Multiple windows for iPad

iOS 13 now supports side-by-side windows for the same app on iPad. This enables new experiences and drag-and-drop interactions between windows. This document shows you how to setup your application to support this feature, and introduces these new features.

Project Configuration

To configure your project for multiple windows, amend the info.plist to declare NSUserActivityTypes telling iOS your app will handle activities of this type, and UIApplicationSceneManifest to enable UIApplicationSupportsMultipleScenes for multiple windows and UISceneConfigurations to associate your scene with a storyboard.

<key>NSUserActivityTypes</key>
<array>
    <string>com.xamarin.Gallery.openDetail</string>
</array>
<key>UIApplicationSceneManifest</key>
<dict>
    <key>UIApplicationSupportsMultipleScenes</key>
    <true/>
    <key>UISceneConfigurations</key>
    <dict>
        <key>UIWindowSceneSessionRoleApplication</key>
        <array>
            <dict>
                <key>UISceneConfigurationName</key>
                <string>Default Configuration</string>
                <key>UISceneDelegateClassName</key>
                <string>SceneDelegate</string>
                <key>UISceneStoryboardFile</key>
                <string>Main</string>
            </dict>
        </array>
    </dict>
</dict>

Opening Multiple Windows

With your app open and running on an iPad, there are a few ways to open multiple windows of that app that iOS handles be default.

  • App Expose - tap the app icon in the dock to enter this mode while your app is open.
  • Slide Over - drag the app icon from the dock over the top of your running app to have a floating window.
  • Split Screen - drag the app icon from the dock to the edge of the iPad screen to create a new side-by-side window.

Additional interactions to enter a multiple window mode are available from within your application.

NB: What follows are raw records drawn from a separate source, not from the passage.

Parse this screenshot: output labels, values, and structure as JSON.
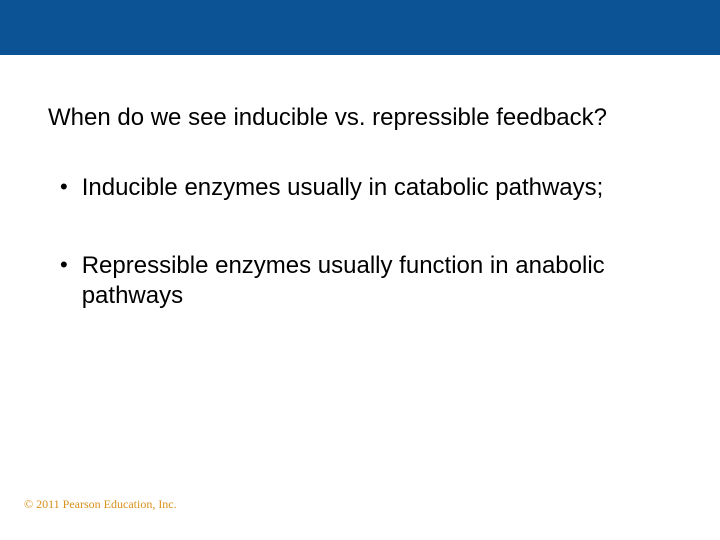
{
  "slide": {
    "top_bar_color": "#0b5394",
    "copyright_color": "#d99018",
    "title": "When do we see inducible vs. repressible feedback?",
    "title_fontsize": 24,
    "bullet_fontsize": 24,
    "bullets": [
      {
        "text": "Inducible enzymes usually in catabolic pathways;"
      },
      {
        "text": "Repressible enzymes usually function in anabolic pathways"
      }
    ],
    "copyright": "© 2011 Pearson Education, Inc."
  }
}
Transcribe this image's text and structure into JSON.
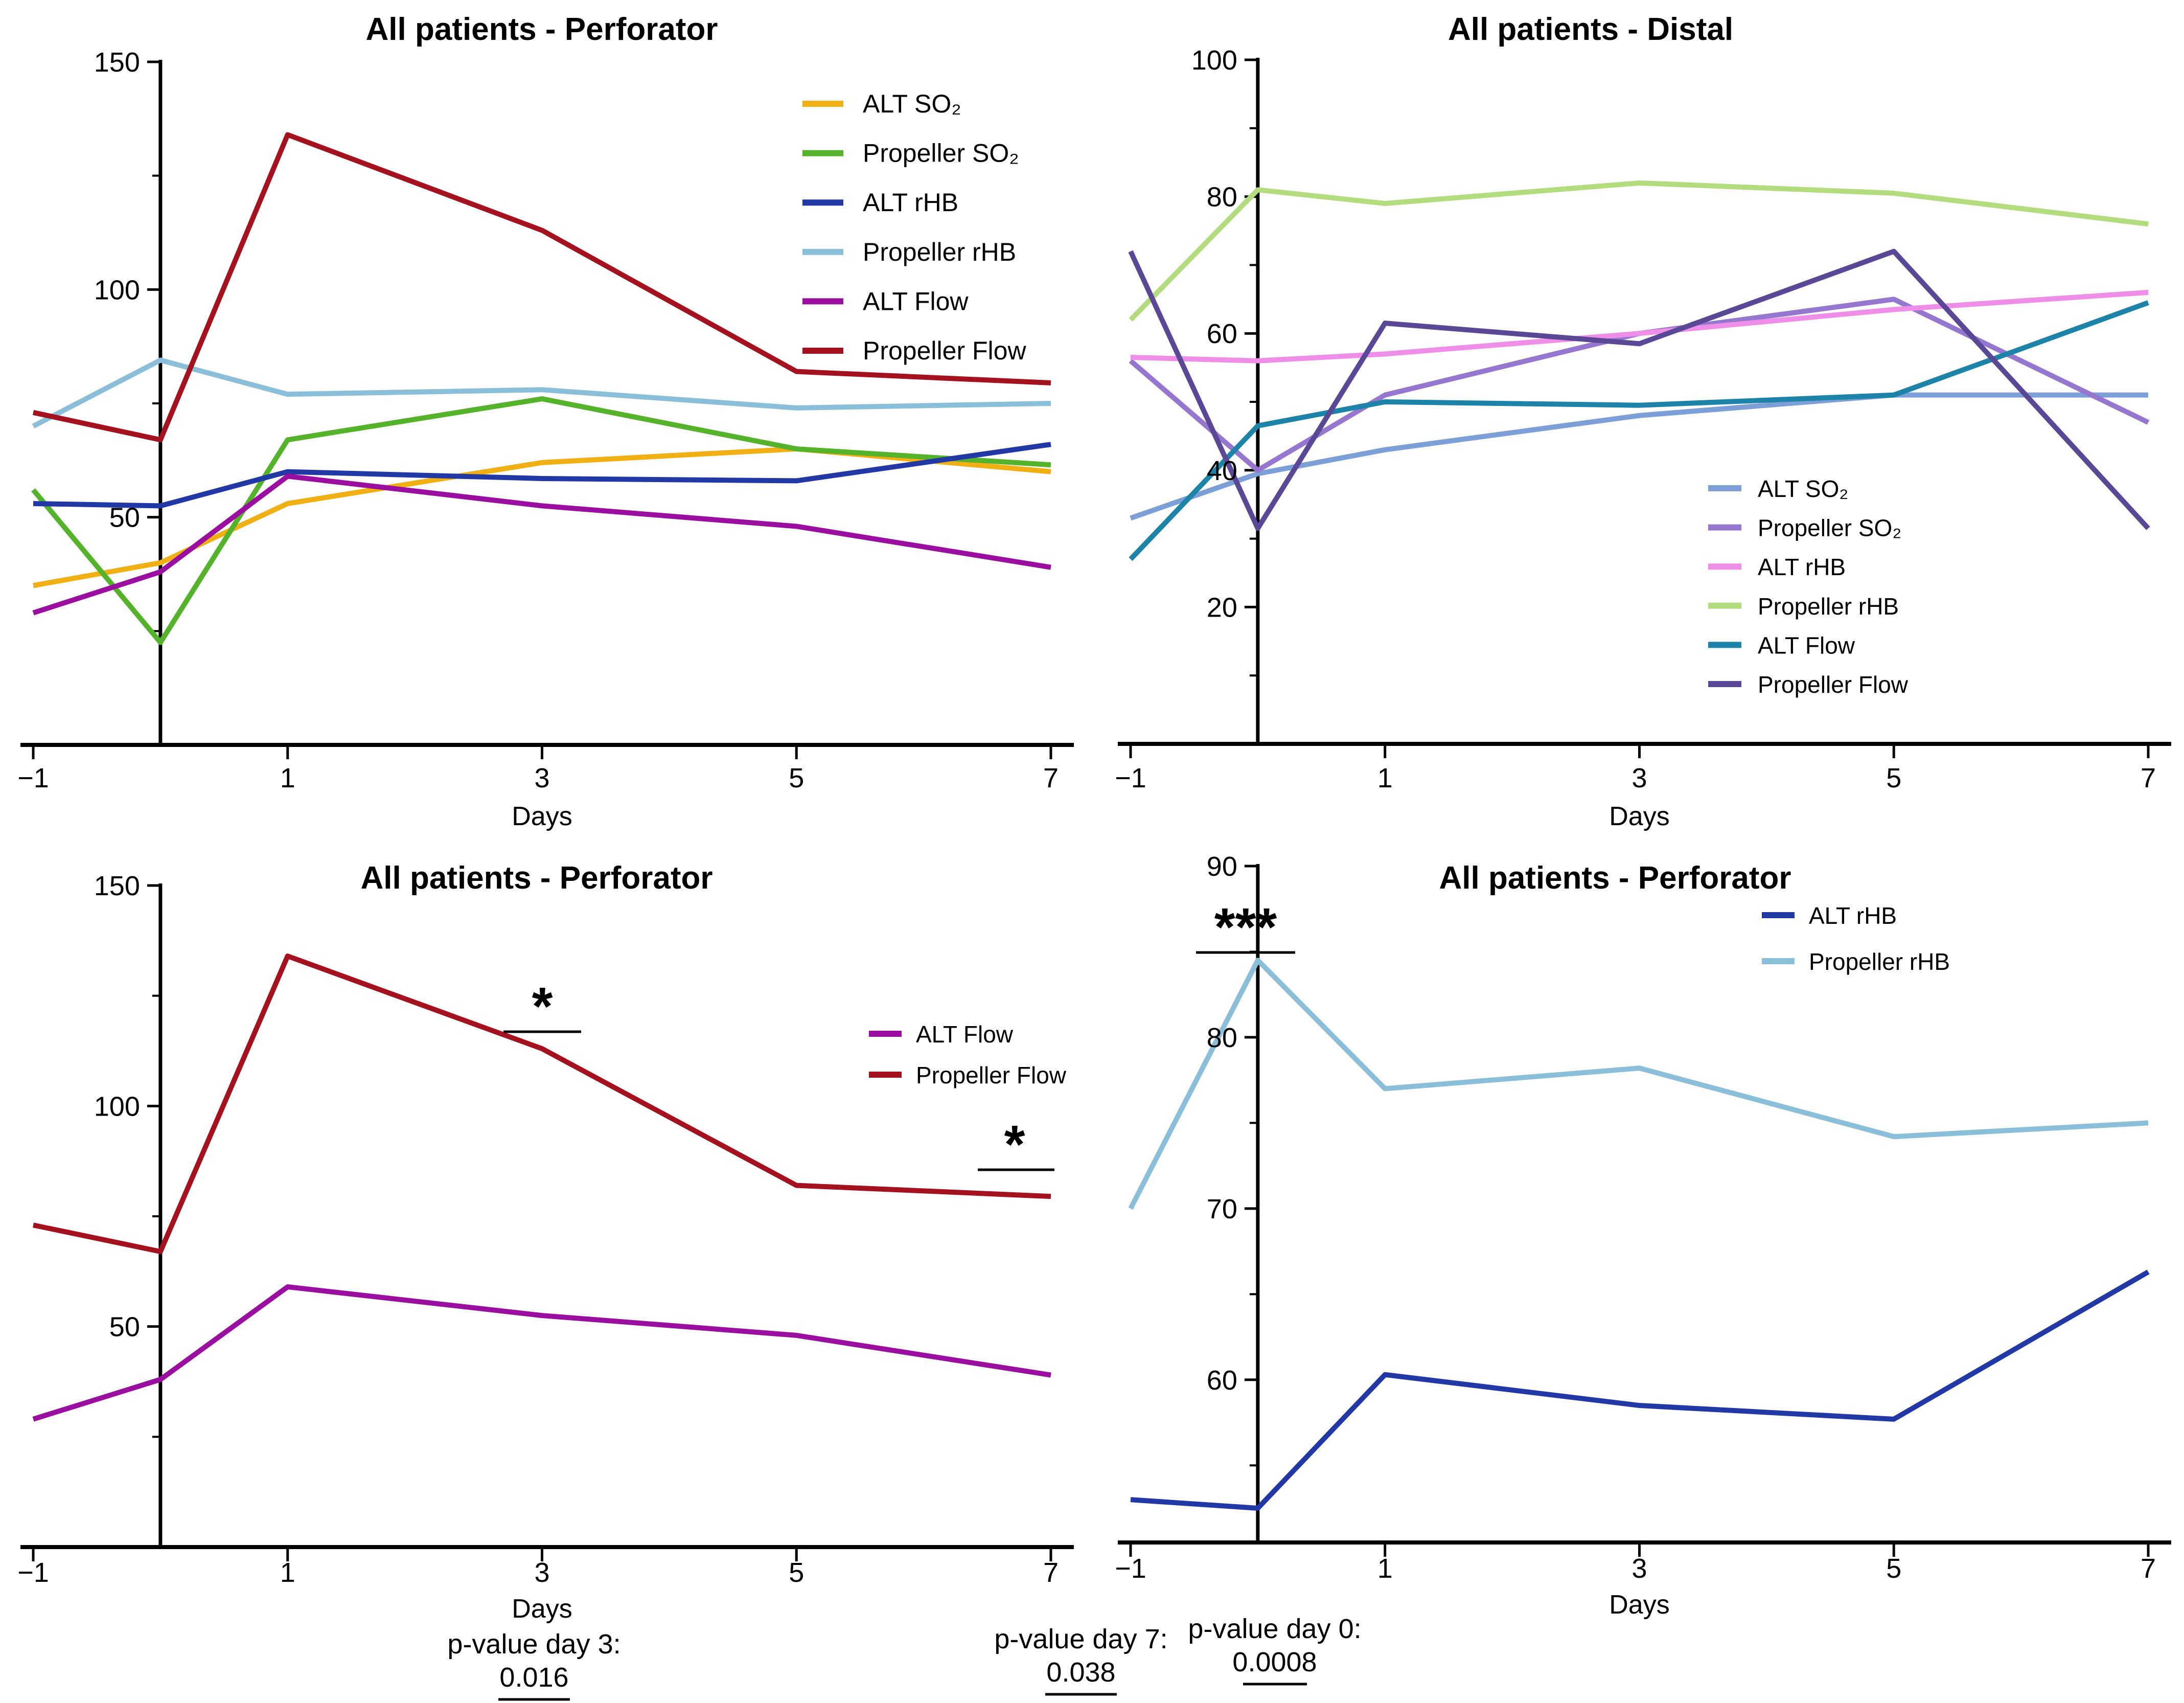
{
  "figure": {
    "background": "#ffffff",
    "description_days_axis_label": "Days"
  },
  "chart_data": [
    {
      "id": "top-left",
      "type": "line",
      "title": "All patients - Perforator",
      "xlabel": "Days",
      "x": [
        -1,
        0,
        1,
        3,
        5,
        7
      ],
      "xticks": [
        -1,
        1,
        3,
        5,
        7
      ],
      "xtick_labels": [
        "−1",
        "1",
        "3",
        "5",
        "7"
      ],
      "ylim": [
        0,
        150
      ],
      "yticks": [
        50,
        100,
        150
      ],
      "yticks_minor": [
        25,
        75,
        125
      ],
      "y_axis_at_day": 0,
      "grid": false,
      "legend_position": "upper-right-inside",
      "series": [
        {
          "name": "ALT SO₂",
          "color": "#F0AF12",
          "values": [
            35,
            40,
            53,
            62,
            65,
            60
          ]
        },
        {
          "name": "Propeller SO₂",
          "color": "#55B22B",
          "values": [
            56,
            22.5,
            67,
            76,
            65,
            61.5
          ]
        },
        {
          "name": "ALT rHB",
          "color": "#2238A5",
          "values": [
            53,
            52.5,
            60,
            58.5,
            58,
            66
          ]
        },
        {
          "name": "Propeller rHB",
          "color": "#8BBFD9",
          "values": [
            70,
            84.5,
            77,
            78,
            74,
            75
          ]
        },
        {
          "name": "ALT Flow",
          "color": "#9A0FA0",
          "values": [
            29,
            38,
            59,
            52.5,
            48,
            39
          ]
        },
        {
          "name": "Propeller Flow",
          "color": "#A5121F",
          "values": [
            73,
            67,
            134,
            113,
            82,
            79.5
          ]
        }
      ]
    },
    {
      "id": "top-right",
      "type": "line",
      "title": "All patients - Distal",
      "xlabel": "Days",
      "x": [
        -1,
        0,
        1,
        3,
        5,
        7
      ],
      "xticks": [
        -1,
        1,
        3,
        5,
        7
      ],
      "xtick_labels": [
        "−1",
        "1",
        "3",
        "5",
        "7"
      ],
      "ylim": [
        0,
        100
      ],
      "yticks": [
        20,
        40,
        60,
        80,
        100
      ],
      "yticks_minor": [
        10,
        30,
        50,
        70,
        90
      ],
      "y_axis_at_day": 0,
      "grid": false,
      "legend_position": "lower-right-inside",
      "series": [
        {
          "name": "ALT SO₂",
          "color": "#7C9FD8",
          "values": [
            33,
            39.5,
            43,
            48,
            51,
            51
          ]
        },
        {
          "name": "Propeller SO₂",
          "color": "#9577D0",
          "values": [
            56,
            40,
            51,
            60,
            65,
            47
          ]
        },
        {
          "name": "ALT rHB",
          "color": "#EE8EE8",
          "values": [
            56.5,
            56,
            57,
            60,
            63.5,
            66
          ]
        },
        {
          "name": "Propeller rHB",
          "color": "#B2DC7D",
          "values": [
            62,
            81,
            79,
            82,
            80.5,
            76
          ]
        },
        {
          "name": "ALT Flow",
          "color": "#1E83A8",
          "values": [
            27,
            46.5,
            50,
            49.5,
            51,
            64.5
          ]
        },
        {
          "name": "Propeller Flow",
          "color": "#5A4795",
          "values": [
            72,
            31.5,
            61.5,
            58.5,
            72,
            31.5
          ]
        }
      ]
    },
    {
      "id": "bottom-left",
      "type": "line",
      "title": "All patients - Perforator",
      "xlabel": "Days",
      "x": [
        -1,
        0,
        1,
        3,
        5,
        7
      ],
      "xticks": [
        -1,
        1,
        3,
        5,
        7
      ],
      "xtick_labels": [
        "−1",
        "1",
        "3",
        "5",
        "7"
      ],
      "ylim": [
        0,
        150
      ],
      "yticks": [
        50,
        100,
        150
      ],
      "yticks_minor": [
        25,
        75,
        125
      ],
      "y_axis_at_day": 0,
      "grid": false,
      "legend_position": "middle-right-inside",
      "series": [
        {
          "name": "ALT Flow",
          "color": "#9A0FA0",
          "values": [
            29,
            38,
            59,
            52.5,
            48,
            39
          ]
        },
        {
          "name": "Propeller Flow",
          "color": "#A5121F",
          "values": [
            73,
            67,
            134,
            113,
            82,
            79.5
          ]
        }
      ],
      "annotations": [
        {
          "text": "*",
          "at_day": 3
        },
        {
          "text": "*",
          "at_day": 7
        }
      ],
      "p_values": [
        {
          "label": "p-value day 3:",
          "value": "0.016"
        },
        {
          "label": "p-value day 7:",
          "value": "0.038"
        }
      ]
    },
    {
      "id": "bottom-right",
      "type": "line",
      "title": "All patients - Perforator",
      "xlabel": "Days",
      "x": [
        -1,
        0,
        1,
        3,
        5,
        7
      ],
      "xticks": [
        -1,
        1,
        3,
        5,
        7
      ],
      "xtick_labels": [
        "−1",
        "1",
        "3",
        "5",
        "7"
      ],
      "ylim": [
        50.5,
        90
      ],
      "yticks": [
        60,
        70,
        80,
        90
      ],
      "yticks_minor": [
        55,
        65,
        75,
        85
      ],
      "y_axis_at_day": 0,
      "grid": false,
      "legend_position": "upper-right-inside",
      "series": [
        {
          "name": "ALT rHB",
          "color": "#2238A5",
          "values": [
            53,
            52.5,
            60.3,
            58.5,
            57.7,
            66.3
          ]
        },
        {
          "name": "Propeller rHB",
          "color": "#8BBFD9",
          "values": [
            70,
            84.5,
            77,
            78.2,
            74.2,
            75
          ]
        }
      ],
      "annotations": [
        {
          "text": "***",
          "at_day": 0
        }
      ],
      "p_values": [
        {
          "label": "p-value day 0:",
          "value": "0.0008"
        }
      ]
    }
  ]
}
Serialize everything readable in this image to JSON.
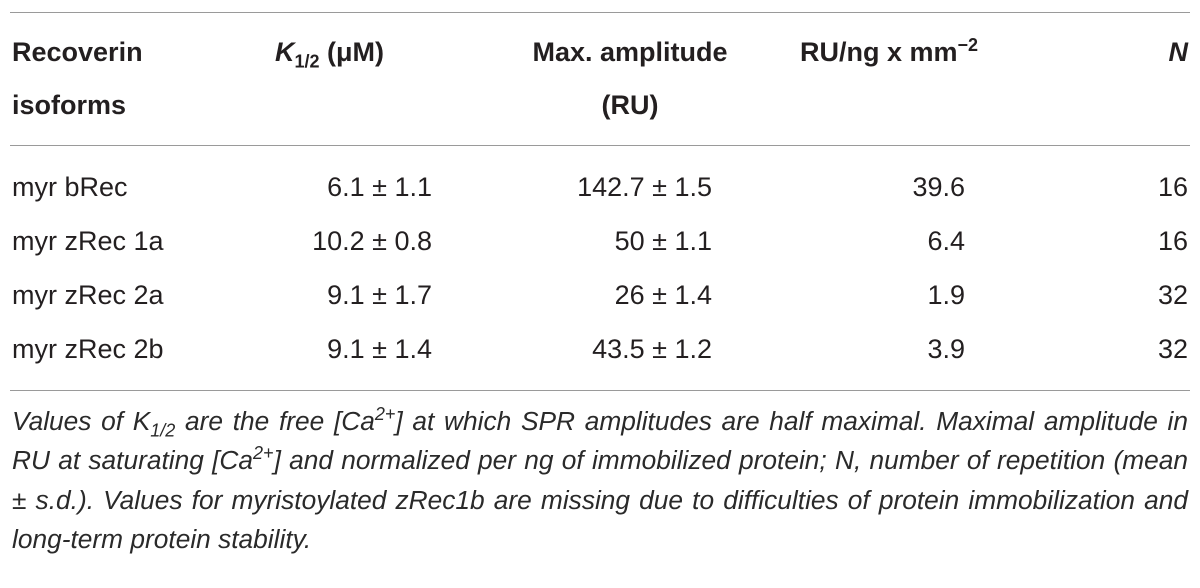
{
  "table": {
    "header": [
      {
        "lines": [
          "Recoverin",
          "isoforms"
        ]
      },
      {
        "symbol": "K",
        "subscript": "1/2",
        "unit": " (μM)"
      },
      {
        "lines": [
          "Max. amplitude",
          "(RU)"
        ]
      },
      {
        "text": "RU/ng x mm",
        "superscript": "−2"
      },
      {
        "text": "N"
      }
    ],
    "rows": [
      [
        "myr bRec",
        "6.1 ± 1.1",
        "142.7 ± 1.5",
        "39.6",
        "16"
      ],
      [
        "myr zRec 1a",
        "10.2 ± 0.8",
        "50 ± 1.1",
        "6.4",
        "16"
      ],
      [
        "myr zRec 2a",
        "9.1 ± 1.7",
        "26 ± 1.4",
        "1.9",
        "32"
      ],
      [
        "myr zRec 2b",
        "9.1 ± 1.4",
        "43.5 ± 1.2",
        "3.9",
        "32"
      ]
    ]
  },
  "caption": {
    "segments": [
      "Values of K",
      "1/2",
      " are the free [Ca",
      "2+",
      "] at which SPR amplitudes are half maximal. Maximal amplitude in RU at saturating [Ca",
      "2+",
      "] and normalized per ng of immobilized protein; N, number of repetition (mean ± s.d.). Values for myristoylated zRec1b are missing due to difficulties of protein immobilization and long-term protein stability."
    ]
  }
}
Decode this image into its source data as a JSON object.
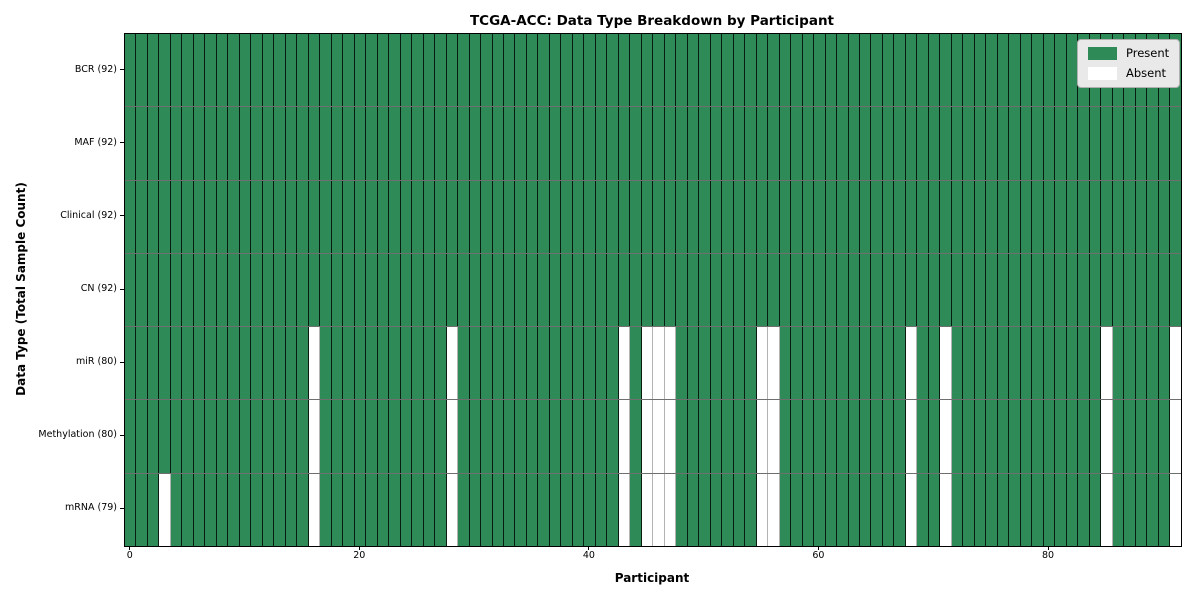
{
  "chart_data": {
    "type": "heatmap",
    "title": "TCGA-ACC: Data Type Breakdown by Participant",
    "xlabel": "Participant",
    "ylabel": "Data Type (Total Sample Count)",
    "n_participants": 92,
    "x_ticks": [
      0,
      20,
      40,
      60,
      80
    ],
    "rows": [
      {
        "label": "BCR (92)",
        "present_count": 92,
        "absent_participants": []
      },
      {
        "label": "MAF (92)",
        "present_count": 92,
        "absent_participants": []
      },
      {
        "label": "Clinical (92)",
        "present_count": 92,
        "absent_participants": []
      },
      {
        "label": "CN (92)",
        "present_count": 92,
        "absent_participants": []
      },
      {
        "label": "miR (80)",
        "present_count": 80,
        "absent_participants": [
          16,
          28,
          43,
          45,
          46,
          47,
          55,
          56,
          68,
          71,
          85,
          91
        ]
      },
      {
        "label": "Methylation (80)",
        "present_count": 80,
        "absent_participants": [
          16,
          28,
          43,
          45,
          46,
          47,
          55,
          56,
          68,
          71,
          85,
          91
        ]
      },
      {
        "label": "mRNA (79)",
        "present_count": 79,
        "absent_participants": [
          3,
          16,
          28,
          43,
          45,
          46,
          47,
          55,
          56,
          68,
          71,
          85,
          91
        ]
      }
    ],
    "legend": [
      {
        "label": "Present",
        "color": "#2e8b57"
      },
      {
        "label": "Absent",
        "color": "#ffffff"
      }
    ],
    "colors": {
      "present": "#2e8b57",
      "absent": "#ffffff"
    },
    "layout": {
      "grid": "cell-borders",
      "legend_position": "upper-right"
    }
  }
}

Drag from App - use a drag interaction within your app to start a new NSUserActivity just like dragging your app icon in previous examples.

When using a drag-and-drop interaction, you create an NSUserActivity and associate the data to be passed along to the new window you're asking iOS to open for you.

public UIDragItem [] GetItemsForBeginningDragSession (UICollectionView collectionView, IUIDragSession session, NSIndexPath indexPath)
{
    var selectedPhoto = GetPhoto (indexPath);

    var userActivity = selectedPhoto.OpenDetailUserActivity ();
    var itemProvider = new NSItemProvider (UIImage.FromFile (selectedPhoto.Name));
    itemProvider.RegisterObject (userActivity, NSItemProviderRepresentationVisibility.All);

    var dragItem = new UIDragItem (itemProvider) {
        LocalObject = selectedPhoto
    };

    return new [] { dragItem };
}

In the code above, the selectedPhoto model object has a method to return an NSUserActivity called OpenDetailUserActivity(). When the drag gesture is complete, the UIDragItem with present the userActivity via the NSItemProvider.

Explicit Actions - user gestures on buttons or links offer the ability to open a new window.

From the UIApplication you can start a new UISceneSession by calling RequestSceneSessionActivation. If an existing scene already exists, you should use that. By default a new scene will be created for you.

pubic void ItemSelected(UICollectionView collectionView, NSIndexPath indexPath)
{
    var userActivity = selectedPhoto.OpenDetailUserActivity ();

    UIApplication.SharedApplication.RequestSceneSessionActivation(
        sceneSession: null,
        userActivity: userActivity,
        options: null,
        errorHandler: null
    );
}

In this example, the userActivity is the only value passed to the RequestSceneSessionActivation method in order to open a new window of the application based on an explicit user action; in this case an ItemSelected handler of a UICollectionView.